L’histoire commence en 2014. En voulant réparer une fuite d’eau, les propriétaires d’une maison près de Toulouse découvrent une toile oubliée dans un galetas. Le tableau, une représentation saisissante de « Judith décapitant Holopherne », est confié à un commissaire-priseur local qui, flairant une œuvre d’importance, fait appel à l’expert parisien Éric Turquin, spécialiste des maîtres anciens. C’est le début d’une enquête de plusieurs années. L’œil de l’expert, puis les analyses scientifiques, mènent à une conclusion explosive : il s’agirait d’une version perdue du Caravage, peinte autour de 1607.
L’impact de cette attribution est sismique. D’une toile oubliée, on passe à un chef-d’œuvre potentiel.
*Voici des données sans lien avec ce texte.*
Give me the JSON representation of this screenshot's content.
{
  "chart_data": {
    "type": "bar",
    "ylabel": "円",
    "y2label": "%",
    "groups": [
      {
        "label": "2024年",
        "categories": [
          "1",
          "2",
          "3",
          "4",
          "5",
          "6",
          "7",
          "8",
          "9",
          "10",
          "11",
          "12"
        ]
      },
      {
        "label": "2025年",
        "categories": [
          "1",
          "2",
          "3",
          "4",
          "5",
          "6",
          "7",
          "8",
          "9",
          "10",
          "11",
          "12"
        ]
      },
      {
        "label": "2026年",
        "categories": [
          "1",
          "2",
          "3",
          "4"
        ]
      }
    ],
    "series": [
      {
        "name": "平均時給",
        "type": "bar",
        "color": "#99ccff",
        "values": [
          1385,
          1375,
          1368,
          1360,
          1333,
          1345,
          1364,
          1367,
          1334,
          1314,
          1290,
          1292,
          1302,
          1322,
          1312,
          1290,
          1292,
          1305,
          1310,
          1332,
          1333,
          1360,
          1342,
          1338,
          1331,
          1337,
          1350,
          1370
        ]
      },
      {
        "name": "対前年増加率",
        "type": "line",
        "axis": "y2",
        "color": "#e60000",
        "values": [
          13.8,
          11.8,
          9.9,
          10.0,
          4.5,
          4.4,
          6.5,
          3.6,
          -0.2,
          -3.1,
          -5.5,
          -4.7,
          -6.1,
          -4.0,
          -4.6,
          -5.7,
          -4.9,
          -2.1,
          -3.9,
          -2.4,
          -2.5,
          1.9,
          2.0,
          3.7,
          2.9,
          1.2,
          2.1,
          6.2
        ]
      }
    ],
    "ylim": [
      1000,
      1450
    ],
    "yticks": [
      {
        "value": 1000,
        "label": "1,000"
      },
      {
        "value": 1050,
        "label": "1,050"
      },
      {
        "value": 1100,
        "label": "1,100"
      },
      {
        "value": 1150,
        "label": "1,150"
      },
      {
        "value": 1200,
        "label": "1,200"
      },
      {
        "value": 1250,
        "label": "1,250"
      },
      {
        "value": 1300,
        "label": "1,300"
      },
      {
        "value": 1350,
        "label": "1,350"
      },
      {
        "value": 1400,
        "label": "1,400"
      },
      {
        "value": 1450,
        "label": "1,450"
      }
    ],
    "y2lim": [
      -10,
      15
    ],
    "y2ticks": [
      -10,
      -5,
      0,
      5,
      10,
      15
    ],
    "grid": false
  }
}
En 2016, l’État français classe l’œuvre Trésor National, interdisant sa sortie du territoire pendant 30 mois pour donner le temps aux musées nationaux, notamment le Louvre, de se porter acquéreur. Comme le rapporte une dépêche de France Info de l’époque, l’estimation donne le vertige : la valeur est alors fixée à 120 millions d’euros. Finalement, l’État ne l’achètera pas, laissant la voie libre à une vente privée juste avant les enchères prévues en 2019.
Ce cas d’école illustre parfaitement le pouvoir de l’expertise. Sans l’intervention d’un commissaire-priseur avisé puis d’un spécialiste reconnu, ce chef-d’œuvre aurait pu être vendu pour une bouchée de pain, voire rester dans l’oubli. L’enquête menée par l’expert a permis de révéler son histoire, de construire sa valeur et de le placer au centre d’un enjeu culturel et financier d’envergure nationale. C’est la démonstration que derrière chaque expertise se cache la possibilité d’une découverte qui peut changer le destin d’une œuvre et de ses détenteurs.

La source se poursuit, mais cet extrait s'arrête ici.